Three generations of the Rana family live under the one roof in Lahore. The grandfather rules the roost from his wheelchair. His younger son Haider (Ali Junejo) is out of work and helps out around the house, sharing the load with his sister-in-law. In a cultural surprise, Haider’s wife Mumtaz (Rasti Farooq) has a job at a local beauty salon. But the balance of familial responsibilities is upset when Haider finds well-paid employment, and Mumtaz’s freedom to work is curtailed. And there’s added discomfort when Haider finally reveals the nature of his job: he’s a dancer at an exotic-not-quite-erotic dance theatre, a role for which his self-conscious limbs and hip movements are, at first, quite ill-suited.
At the crux of Saim Sadiq’s
Joyland are two women, the aforementioned Mumtaz, and Biba (Alina Khan), a transgender woman who Haider is meant to be making look good in her routines. While he resilience isn’t limitless, Biba tends to power on through the discrimination, the workplace gossip and backbiting, and the lack of respect she experiences. And the
khwajasira dancer’s attitude attracts Haider’s attention. Meanwhile, at home, Mumtaz is drowning under the toxic masculinity and Haider’s lack of attentiveness, losing her job, her husband, her identity. The insecurity of both women is palpable but it is Farooq’s portrayal of sadness steadily building that pulls the story through to the film’s emotional conclusion.

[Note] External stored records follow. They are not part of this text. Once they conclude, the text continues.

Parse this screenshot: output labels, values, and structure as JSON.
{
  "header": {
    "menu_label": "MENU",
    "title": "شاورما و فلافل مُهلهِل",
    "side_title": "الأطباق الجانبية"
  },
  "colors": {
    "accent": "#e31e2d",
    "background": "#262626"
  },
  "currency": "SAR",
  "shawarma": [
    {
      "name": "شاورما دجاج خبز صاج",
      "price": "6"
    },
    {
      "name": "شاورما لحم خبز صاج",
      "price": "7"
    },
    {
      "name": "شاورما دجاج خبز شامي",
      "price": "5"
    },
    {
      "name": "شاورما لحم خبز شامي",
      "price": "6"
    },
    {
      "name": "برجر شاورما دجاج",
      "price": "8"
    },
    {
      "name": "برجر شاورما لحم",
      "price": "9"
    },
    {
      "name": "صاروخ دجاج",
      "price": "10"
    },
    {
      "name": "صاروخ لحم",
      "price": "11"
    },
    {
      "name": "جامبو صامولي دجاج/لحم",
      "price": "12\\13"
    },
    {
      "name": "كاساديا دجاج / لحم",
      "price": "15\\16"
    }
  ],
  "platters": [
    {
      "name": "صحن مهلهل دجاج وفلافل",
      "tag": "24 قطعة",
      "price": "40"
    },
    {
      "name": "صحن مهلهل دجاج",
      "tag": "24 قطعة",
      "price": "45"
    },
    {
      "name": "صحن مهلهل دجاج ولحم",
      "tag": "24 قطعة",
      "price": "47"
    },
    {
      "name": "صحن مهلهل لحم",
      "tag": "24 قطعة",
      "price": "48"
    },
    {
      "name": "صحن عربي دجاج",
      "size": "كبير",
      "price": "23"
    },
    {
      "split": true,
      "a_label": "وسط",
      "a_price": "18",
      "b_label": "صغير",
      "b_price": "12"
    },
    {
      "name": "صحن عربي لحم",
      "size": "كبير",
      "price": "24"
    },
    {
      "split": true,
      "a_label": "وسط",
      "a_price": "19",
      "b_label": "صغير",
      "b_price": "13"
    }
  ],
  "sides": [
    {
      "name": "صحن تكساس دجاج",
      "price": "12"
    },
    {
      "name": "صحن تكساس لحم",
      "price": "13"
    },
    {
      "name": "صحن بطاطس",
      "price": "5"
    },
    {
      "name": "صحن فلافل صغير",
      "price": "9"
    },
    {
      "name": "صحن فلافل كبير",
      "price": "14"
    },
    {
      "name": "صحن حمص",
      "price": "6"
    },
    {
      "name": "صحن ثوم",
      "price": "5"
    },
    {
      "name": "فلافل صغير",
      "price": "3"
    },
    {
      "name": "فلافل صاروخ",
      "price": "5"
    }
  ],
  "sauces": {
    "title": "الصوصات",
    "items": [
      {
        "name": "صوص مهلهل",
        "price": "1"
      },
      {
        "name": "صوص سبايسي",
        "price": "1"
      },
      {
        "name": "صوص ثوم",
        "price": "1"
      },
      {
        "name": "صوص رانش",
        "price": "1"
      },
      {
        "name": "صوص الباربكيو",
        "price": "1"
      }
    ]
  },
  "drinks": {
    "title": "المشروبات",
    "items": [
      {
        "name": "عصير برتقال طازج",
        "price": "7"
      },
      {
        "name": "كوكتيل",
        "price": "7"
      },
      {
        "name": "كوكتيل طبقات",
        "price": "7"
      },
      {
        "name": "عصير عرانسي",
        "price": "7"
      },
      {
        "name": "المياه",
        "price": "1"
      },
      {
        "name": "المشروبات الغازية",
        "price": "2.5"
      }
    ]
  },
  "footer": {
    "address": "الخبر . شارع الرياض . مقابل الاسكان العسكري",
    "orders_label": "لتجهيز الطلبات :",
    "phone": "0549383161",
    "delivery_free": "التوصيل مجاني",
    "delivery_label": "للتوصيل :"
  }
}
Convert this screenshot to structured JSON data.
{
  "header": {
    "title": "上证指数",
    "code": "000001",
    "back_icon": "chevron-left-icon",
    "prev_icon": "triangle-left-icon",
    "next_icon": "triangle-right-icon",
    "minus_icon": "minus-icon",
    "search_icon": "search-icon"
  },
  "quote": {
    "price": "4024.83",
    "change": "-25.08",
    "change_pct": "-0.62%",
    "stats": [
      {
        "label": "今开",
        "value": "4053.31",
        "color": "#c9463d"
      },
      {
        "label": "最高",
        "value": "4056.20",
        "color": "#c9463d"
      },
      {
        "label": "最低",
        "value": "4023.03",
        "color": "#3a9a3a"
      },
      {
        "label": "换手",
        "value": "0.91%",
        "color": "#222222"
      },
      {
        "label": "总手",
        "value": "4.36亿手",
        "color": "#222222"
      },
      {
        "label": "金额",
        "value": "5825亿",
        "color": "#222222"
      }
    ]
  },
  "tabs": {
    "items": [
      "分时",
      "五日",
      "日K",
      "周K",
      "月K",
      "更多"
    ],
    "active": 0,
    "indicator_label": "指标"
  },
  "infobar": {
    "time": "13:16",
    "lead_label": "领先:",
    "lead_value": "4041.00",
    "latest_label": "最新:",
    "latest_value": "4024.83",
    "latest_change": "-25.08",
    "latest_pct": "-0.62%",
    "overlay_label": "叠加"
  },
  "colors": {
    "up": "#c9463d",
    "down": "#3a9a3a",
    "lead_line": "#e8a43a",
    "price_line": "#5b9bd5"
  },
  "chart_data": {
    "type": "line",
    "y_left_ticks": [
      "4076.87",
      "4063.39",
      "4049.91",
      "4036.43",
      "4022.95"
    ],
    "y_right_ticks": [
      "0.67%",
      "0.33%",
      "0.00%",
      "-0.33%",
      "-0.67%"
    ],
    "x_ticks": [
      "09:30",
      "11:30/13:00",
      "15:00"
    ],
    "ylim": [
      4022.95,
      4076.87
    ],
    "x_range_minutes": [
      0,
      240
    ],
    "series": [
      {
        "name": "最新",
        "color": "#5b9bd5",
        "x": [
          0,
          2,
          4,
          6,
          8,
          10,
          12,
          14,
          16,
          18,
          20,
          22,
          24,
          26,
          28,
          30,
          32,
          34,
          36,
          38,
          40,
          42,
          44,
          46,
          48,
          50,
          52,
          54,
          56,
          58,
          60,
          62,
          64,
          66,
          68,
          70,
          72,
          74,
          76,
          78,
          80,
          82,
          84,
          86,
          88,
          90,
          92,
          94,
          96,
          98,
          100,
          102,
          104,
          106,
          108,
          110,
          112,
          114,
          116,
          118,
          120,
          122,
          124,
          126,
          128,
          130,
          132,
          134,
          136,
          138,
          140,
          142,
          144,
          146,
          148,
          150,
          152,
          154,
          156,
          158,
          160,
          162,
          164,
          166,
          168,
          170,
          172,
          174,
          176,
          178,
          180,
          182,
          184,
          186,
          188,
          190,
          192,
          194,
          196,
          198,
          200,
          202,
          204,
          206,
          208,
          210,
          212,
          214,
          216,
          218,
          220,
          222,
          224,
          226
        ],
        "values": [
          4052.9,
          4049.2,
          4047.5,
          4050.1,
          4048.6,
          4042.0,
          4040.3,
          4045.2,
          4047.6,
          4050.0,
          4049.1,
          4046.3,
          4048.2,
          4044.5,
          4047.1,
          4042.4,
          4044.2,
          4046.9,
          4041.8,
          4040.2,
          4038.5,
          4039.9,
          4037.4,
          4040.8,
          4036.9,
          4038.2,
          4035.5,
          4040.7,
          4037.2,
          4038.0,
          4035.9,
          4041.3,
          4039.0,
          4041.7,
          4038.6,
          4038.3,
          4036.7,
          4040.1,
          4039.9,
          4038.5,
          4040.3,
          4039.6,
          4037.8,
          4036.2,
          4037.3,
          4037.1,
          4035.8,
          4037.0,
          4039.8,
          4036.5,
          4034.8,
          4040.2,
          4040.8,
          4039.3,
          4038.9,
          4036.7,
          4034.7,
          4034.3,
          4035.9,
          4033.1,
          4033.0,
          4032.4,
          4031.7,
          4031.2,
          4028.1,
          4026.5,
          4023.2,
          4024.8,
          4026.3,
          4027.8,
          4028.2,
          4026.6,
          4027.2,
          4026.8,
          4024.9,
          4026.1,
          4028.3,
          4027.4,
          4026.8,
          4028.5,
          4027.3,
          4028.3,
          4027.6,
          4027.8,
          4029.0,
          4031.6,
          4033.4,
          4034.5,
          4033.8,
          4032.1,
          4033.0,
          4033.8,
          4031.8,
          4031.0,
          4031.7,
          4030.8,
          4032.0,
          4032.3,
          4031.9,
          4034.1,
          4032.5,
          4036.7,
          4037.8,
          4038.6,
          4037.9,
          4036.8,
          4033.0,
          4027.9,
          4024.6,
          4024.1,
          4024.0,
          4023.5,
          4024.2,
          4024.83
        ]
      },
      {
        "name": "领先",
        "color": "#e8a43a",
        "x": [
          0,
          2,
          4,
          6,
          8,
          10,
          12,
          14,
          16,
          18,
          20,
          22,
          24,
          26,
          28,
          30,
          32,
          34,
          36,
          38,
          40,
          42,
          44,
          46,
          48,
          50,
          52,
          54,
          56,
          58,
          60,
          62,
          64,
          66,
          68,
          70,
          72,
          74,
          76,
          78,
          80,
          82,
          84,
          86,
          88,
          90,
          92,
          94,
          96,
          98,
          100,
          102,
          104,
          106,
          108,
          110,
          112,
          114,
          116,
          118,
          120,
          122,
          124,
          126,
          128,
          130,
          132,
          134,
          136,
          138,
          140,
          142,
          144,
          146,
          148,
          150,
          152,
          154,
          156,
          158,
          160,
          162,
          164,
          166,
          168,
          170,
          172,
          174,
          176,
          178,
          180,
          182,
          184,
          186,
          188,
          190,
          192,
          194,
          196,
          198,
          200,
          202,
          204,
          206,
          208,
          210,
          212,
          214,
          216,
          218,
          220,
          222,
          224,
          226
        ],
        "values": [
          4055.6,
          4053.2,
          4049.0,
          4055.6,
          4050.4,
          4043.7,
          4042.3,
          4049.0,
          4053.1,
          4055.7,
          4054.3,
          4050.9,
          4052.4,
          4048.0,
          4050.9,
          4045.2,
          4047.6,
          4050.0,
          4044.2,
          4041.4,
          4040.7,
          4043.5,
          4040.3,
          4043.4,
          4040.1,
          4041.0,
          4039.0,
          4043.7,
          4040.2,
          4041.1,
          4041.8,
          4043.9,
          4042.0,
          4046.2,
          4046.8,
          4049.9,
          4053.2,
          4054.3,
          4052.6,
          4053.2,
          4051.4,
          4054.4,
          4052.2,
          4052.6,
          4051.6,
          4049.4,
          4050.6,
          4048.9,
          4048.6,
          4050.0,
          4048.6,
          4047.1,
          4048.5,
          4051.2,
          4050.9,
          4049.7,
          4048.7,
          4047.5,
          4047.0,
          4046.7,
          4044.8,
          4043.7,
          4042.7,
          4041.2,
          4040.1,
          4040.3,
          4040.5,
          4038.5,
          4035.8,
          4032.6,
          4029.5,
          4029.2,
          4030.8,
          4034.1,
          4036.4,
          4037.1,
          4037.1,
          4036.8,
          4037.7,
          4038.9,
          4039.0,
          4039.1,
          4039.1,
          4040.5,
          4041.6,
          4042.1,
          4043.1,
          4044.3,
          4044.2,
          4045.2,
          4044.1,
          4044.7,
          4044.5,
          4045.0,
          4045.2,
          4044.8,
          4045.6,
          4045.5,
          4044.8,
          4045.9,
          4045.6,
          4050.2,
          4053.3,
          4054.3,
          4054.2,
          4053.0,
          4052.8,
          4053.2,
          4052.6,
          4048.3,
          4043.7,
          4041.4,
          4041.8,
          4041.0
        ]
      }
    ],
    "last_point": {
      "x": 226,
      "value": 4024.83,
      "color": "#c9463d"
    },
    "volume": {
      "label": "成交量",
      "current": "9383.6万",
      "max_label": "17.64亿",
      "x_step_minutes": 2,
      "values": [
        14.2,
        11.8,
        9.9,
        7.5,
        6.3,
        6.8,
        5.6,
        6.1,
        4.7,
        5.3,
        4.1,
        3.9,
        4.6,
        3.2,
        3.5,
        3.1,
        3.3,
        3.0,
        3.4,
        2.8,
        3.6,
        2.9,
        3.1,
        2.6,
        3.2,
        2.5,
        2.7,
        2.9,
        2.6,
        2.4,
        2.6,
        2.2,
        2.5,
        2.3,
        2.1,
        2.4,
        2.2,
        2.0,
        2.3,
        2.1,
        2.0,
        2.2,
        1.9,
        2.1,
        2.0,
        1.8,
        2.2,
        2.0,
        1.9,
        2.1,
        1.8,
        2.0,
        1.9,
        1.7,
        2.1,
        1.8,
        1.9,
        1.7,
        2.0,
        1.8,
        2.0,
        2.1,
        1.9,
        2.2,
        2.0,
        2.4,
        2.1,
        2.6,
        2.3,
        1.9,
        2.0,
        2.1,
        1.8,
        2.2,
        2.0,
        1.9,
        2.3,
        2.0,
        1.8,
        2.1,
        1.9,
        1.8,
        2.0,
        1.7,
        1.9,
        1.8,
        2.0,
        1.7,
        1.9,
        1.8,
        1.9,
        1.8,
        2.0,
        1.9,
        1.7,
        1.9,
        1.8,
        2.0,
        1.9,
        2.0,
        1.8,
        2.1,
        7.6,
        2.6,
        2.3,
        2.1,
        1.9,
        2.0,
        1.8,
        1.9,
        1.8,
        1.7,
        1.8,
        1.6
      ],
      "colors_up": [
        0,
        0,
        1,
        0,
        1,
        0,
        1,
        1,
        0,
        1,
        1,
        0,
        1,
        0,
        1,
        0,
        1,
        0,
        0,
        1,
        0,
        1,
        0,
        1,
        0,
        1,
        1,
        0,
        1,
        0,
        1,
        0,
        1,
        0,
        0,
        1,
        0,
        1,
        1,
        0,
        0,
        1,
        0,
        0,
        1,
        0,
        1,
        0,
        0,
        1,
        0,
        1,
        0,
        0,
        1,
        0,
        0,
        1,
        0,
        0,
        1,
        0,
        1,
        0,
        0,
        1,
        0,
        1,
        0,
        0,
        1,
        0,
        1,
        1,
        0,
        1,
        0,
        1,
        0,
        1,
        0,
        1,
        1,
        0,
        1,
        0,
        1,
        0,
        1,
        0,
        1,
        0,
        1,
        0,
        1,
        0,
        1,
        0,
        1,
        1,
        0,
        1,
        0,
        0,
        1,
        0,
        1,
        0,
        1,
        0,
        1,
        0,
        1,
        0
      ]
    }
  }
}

Joe Saade’s cinematography picks stories out of ill-lit night locations and the 4:3 aspect ratio almost invites the film to seen as a television sitcom. The most memorable shot in the film involves an enormous wooden cut-out of Biba being transported on a motorbike with Haider peering out at the road ahead through her crotch; the second best image is the morning after as the sun rises and the cut-out is visible across the neighbourhood.
While the Pakistani government was upset that they reckoned the film was “glamourising transgenders [and] their love affairs”, perhaps they should instead have been more annoyed that the worst aspects of patriarchal and patrilineal culture were on show to the world. Joyland has been winning awards at film festival, and made it to the Academy Awards Best International Feature Film shortlist, though missed out on a nomination into the final five.
Joyland is being screened in the Queen’s Film Theatre from Friday 24 February until Thursday 2 March.